Attentat d’Ankara : l’État turc coupable ?

 Attentat d’Ankara : l’État turc coupable ?

Le principal parti prokurde de Turquie accuse le gouvernement d’être derrière le sanglant attentat du 10 octobre. Une hypothèse pas si farfelue selon un chercheur de l’IRIS.


Le double attentat suicide perpétré samedi à Ankara, qui a fait au moins 95 morts, n'a toujours pas été revendiqué dimanche, mais le Premier ministre turc Ahmet Davutoglu rapidement pointé les jihadistes, les indépendantistes kurdes et l’extrême gauche comme principaux suspects. D’autres accusent des cellules de l’appareil d’État d’être responsables de l’attentat le plus meurtrier de l’histoire du pays.


 


3 suspects non convaincants


Le mode opératoire, un ou plusieurs kamikazes qui se font exploser au milieu d'une foule, et la cible, des militants de la cause kurde, peuvent faire penser à une action de l’État islamique. C’est une attaque similaire qui avait visé la ville de Suruç, à la frontière syrienne, faisant 33 morts parmi les militants kurdes le 20 juillet. L'opération a alors été présentée comme une revanche après leur défaite face aux milices kurdes dans la bataille de Kobané (Syrie).


La rébellion kurde a rendu Ankara responsable de l'attaque de Suruç et, en riposte, repris ses attentats meurtriers contre les soldats et policiers. Ces opérations et les représailles militaires turques qu'elles ont suscitées ont fait voler en éclat le cessez-le-feu qui tenait depuis plus de deux ans entre les deux parties.

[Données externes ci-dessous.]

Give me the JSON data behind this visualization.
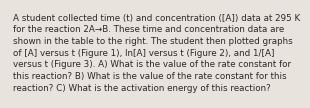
{
  "lines": [
    "A student collected time (t) and concentration ([A]) data at 295 K",
    "for the reaction 2A→B. These time and concentration data are",
    "shown in the table to the right. The student then plotted graphs",
    "of [A] versus t (Figure 1), ln[A] versus t (Figure 2), and 1/[A]",
    "versus t (Figure 3). A) What is the value of the rate constant for",
    "this reaction? B) What is the value of the rate constant for this",
    "reaction? C) What is the activation energy of this reaction?"
  ],
  "font_size": 6.3,
  "text_color": "#2a2a2a",
  "bg_color": "#e8e4dd",
  "fig_width": 2.61,
  "fig_height": 0.88
}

Dès dimanche, les médias favorables au régime ont voulu voir dans l'attaque d'Ankara la main du PKK. La cible visée, des militants proches de leur cause, paraît toutefois peu crédible. D'autant que le PKK a déclaré samedi la suspension de ses activités jusqu'aux élections du 1er novembre, sauf en cas de légitime défense.


Quant au Front révolutionnaire de libération du peuple, cité par le premier ministre, il a certes déjà recouru à des kamikazes pour ses attaques, mais il vise en priorité des symboles du capitalisme ou de l'État turcs, ainsi que des intérêts étrangers. De plus, il n'a jamais visé de foules.


 


L’État coupable ?


À ces trois suspects, le principal parti prokurde de Turquie, le Parti démocratique des peuples (HDP) en a ajouté un quatrième : le gouvernement lui-même. Le chef de file du HDP Selahattin Demirtas a mis en cause dès samedi un « État mafia » et « un État dont la mentalité le pousse à agir comme un tueur en série ». Le gouvernement, dominé par les islamistes de l’AKP, a balayé d'un revers de main les allégations du parti prokurde, mais l’hypothèse n’est pas si farfelue selon Didier Billion, directeur adjoint de l'Institut de relations internationales et stratégiques (IRIS).


Le chercheur, qui écarte les trois hypothèses avancées par le gouvernement, évoque l'hypothèse de « cellules clandestines » cachées dans « les rouages de l'appareil d'État, notamment au sein de l'armée, mais aussi de la police, et dont on sait qu'il a pu commettre des attentats, des opérations de déstabilisation, (…) de façon à tenter de ressouder les rangs autour du pouvoir en place ». « Je n'ai évidemment aucun élément de preuve tangible, mais il y aurait une logique politique », ajoute M. Billion.


Selon lui, d’autres attentats sont possibles en raison de la situation politique « très préoccupante », avec notamment « des scènes de guerre civile, des affrontements très violents » dans l’est et le sud-est de la Turquie, mettant en scène la plupart du temps des jeunes proches des indépendantistes kurdes. Or, « le président de la République, M. Erdogan, ne cesse d'utiliser (…) la stratégie de la tension, c'est-à-dire qu'il essaie de polariser les positions politiques en Turquie ».


Son objectif est d’attirer dans son giron « l’électorat nationaliste pour ces prochaines élections », analyse le chercheur. Un électorat qui pourrait passer outre son aversion pour les islamistes au pouvoir par peur de voir la Turquie fragilisée par la rébellion kurde et les menaces à ses frontières, notamment syriennes et russes. Compte tenu des tensions dans le pays, l’annulation ou le report des élections est d’ailleurs « une possibilité qu'on ne peut pas exclure », conclut M. Billion.